Se da queste foto cancelli lo smarpthone si vede la nostra solitudine

di Luca Mastrantonio
Cosa ci dice la fotografia dell’americano Eric Pickersgill che ritrae una coppia abbracciata ma con l’aria stranamente assente? Che si può stare insieme, intimamente, e restare soli. Alla saggista Sherry Turkle è servito un libro per dimostrare questa tesi (Insieme ma soli); a Pickersgill basta un clic per mostrarla in tutta la sua evidenza, come nella serie di foto Removed, in cui ha, appunto, rimosso gli smartphone da scene di vita quotidiana. Cade così la maschera sulla condizione esistenziale dell’uomo iper-connesso: la solitudine.
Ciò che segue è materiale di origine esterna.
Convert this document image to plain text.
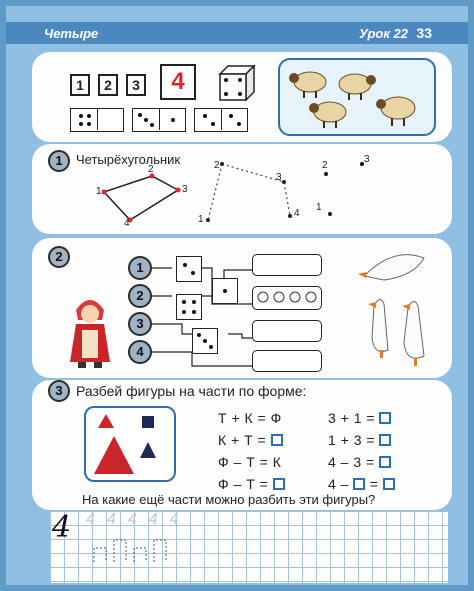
Четыре	Урок 22 33
1	2	3	4
1	Четырёхугольник
1
2
3
4
2
3
4
1
2
3
1
2
1
2
3
4
3 Разбей фигуры на части по форме:
Т + К = Ф
К + Т =
Ф – Т = К
Ф – Т =
3 + 1 =
1 + 3 =
4 – 3 =
4 –  =
На какие ещё части можно разбить эти фигуры?
4 44444
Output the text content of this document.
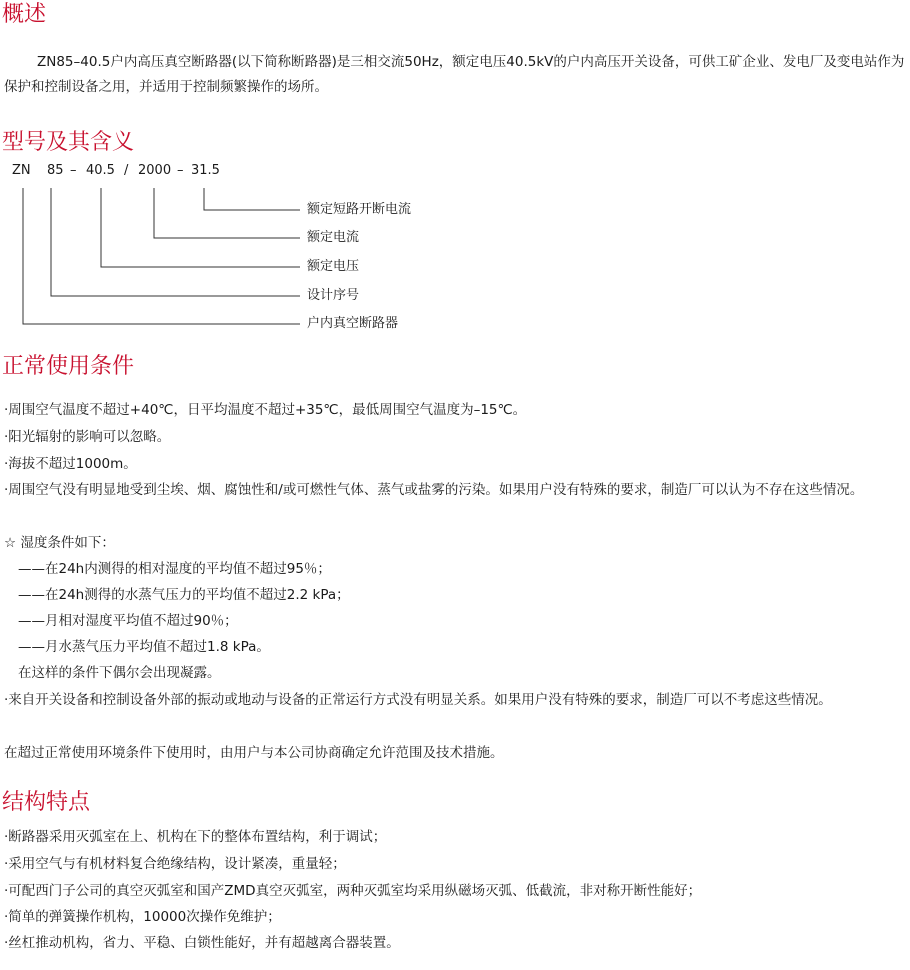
概述

ZN85–40.5户内高压真空断路器(以下简称断路器)是三相交流50Hz，额定电压40.5kV的户内高压开关设备，可供工矿企业、发电厂及变电站作为保护和控制设备之用，并适用于控制频繁操作的场所。

型号及其含义
ZN 85 – 40.5 / 2000 – 31.5
额定短路开断电流
额定电流
额定电压
设计序号
户内真空断路器
正常使用条件

·周围空气温度不超过+40℃，日平均温度不超过+35℃，最低周围空气温度为–15℃。

·阳光辐射的影响可以忽略。

·海拔不超过1000m。

·周围空气没有明显地受到尘埃、烟、腐蚀性和/或可燃性气体、蒸气或盐雾的污染。如果用户没有特殊的要求，制造厂可以认为不存在这些情况。

☆ 湿度条件如下：

——在24h内测得的相对湿度的平均值不超过95％；

——在24h测得的水蒸气压力的平均值不超过2.2 kPa；

——月相对湿度平均值不超过90％；

——月水蒸气压力平均值不超过1.8 kPa。

在这样的条件下偶尔会出现凝露。

·来自开关设备和控制设备外部的振动或地动与设备的正常运行方式没有明显关系。如果用户没有特殊的要求，制造厂可以不考虑这些情况。

在超过正常使用环境条件下使用时，由用户与本公司协商确定允许范围及技术措施。

结构特点

·断路器采用灭弧室在上、机构在下的整体布置结构，利于调试；

·采用空气与有机材料复合绝缘结构，设计紧凑，重量轻；

·可配西门子公司的真空灭弧室和国产ZMD真空灭弧室，两种灭弧室均采用纵磁场灭弧、低截流，非对称开断性能好；

·简单的弹簧操作机构，10000次操作免维护；

·丝杠推动机构，省力、平稳、白锁性能好，并有超越离合器装置。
Gli sguardi fissi sugli schermi ci permettono di restare connessi a moltissime persone online, ma rischiano di farci perdere il contatto, visivo e non solo, con le persone attorno a noi, nei luoghi fisici, offline, che abitiamo. Situazioni comuni a tutti noi, vissute ogni giorno, in luoghi socializzanti. 
 
Come quel caffè dove Pickersgill (classe 1986, nato in Florida) vide una famiglia praticamente atomizzata dagli smartphone. Assurdo, pensò. Lì, racconta su www.removed.social, gli venne l’ispirazione per Removed. Foto in cui le persone osservano con grande concentrazione i propri palmi delle mani, quasi trattenessero l’ombra di qualcosa di importante, qualcosa che continuano a mettere a fuoco, ma non c’è (lo smartphone rimosso). Per ottenere questo effetto, allo stesso tempo naturalissimo e straniante, Pickersgill ha scattato le foto dopo aver tolto fisicamente i cellulari dalle mani dei proprietari, che restano con i palmi semichiusi, i pollici piegati; per renderne apprezzabile anche lo spazio mentale, psicologico, ha chiesto loro di mantenere intatta l’espressione del volto, oltre alla postura. Così l’assenza dello smartphone si acuisce, è visivamente tangibile e rende palese la sua tirannia nelle nostre vite.
Stiamo esagerando? Se ragioniamo per assurdo, no. Rimuovendo altri oggetti usati per compiere azioni comuni, il senso di questi gesti persiste: togliete le posate a un commensale, la chitarra a un chitarrista, l’auto a un automobilista; non sarà difficile capire che uno mangia, l’altro suona, l’altro guida. Se togliete invece lo smartphone a un utente, non si capisce cosa stia facendo; o, peggio, non si capisce perché sembri altrove rispetto a quello che fa. Senza gli smartphone, le persone appaiono occupate a leggere le linee della loro mano, come ipnotizzate dal niente. In un certo senso, queste foto sono i selfie della nostra solitudine.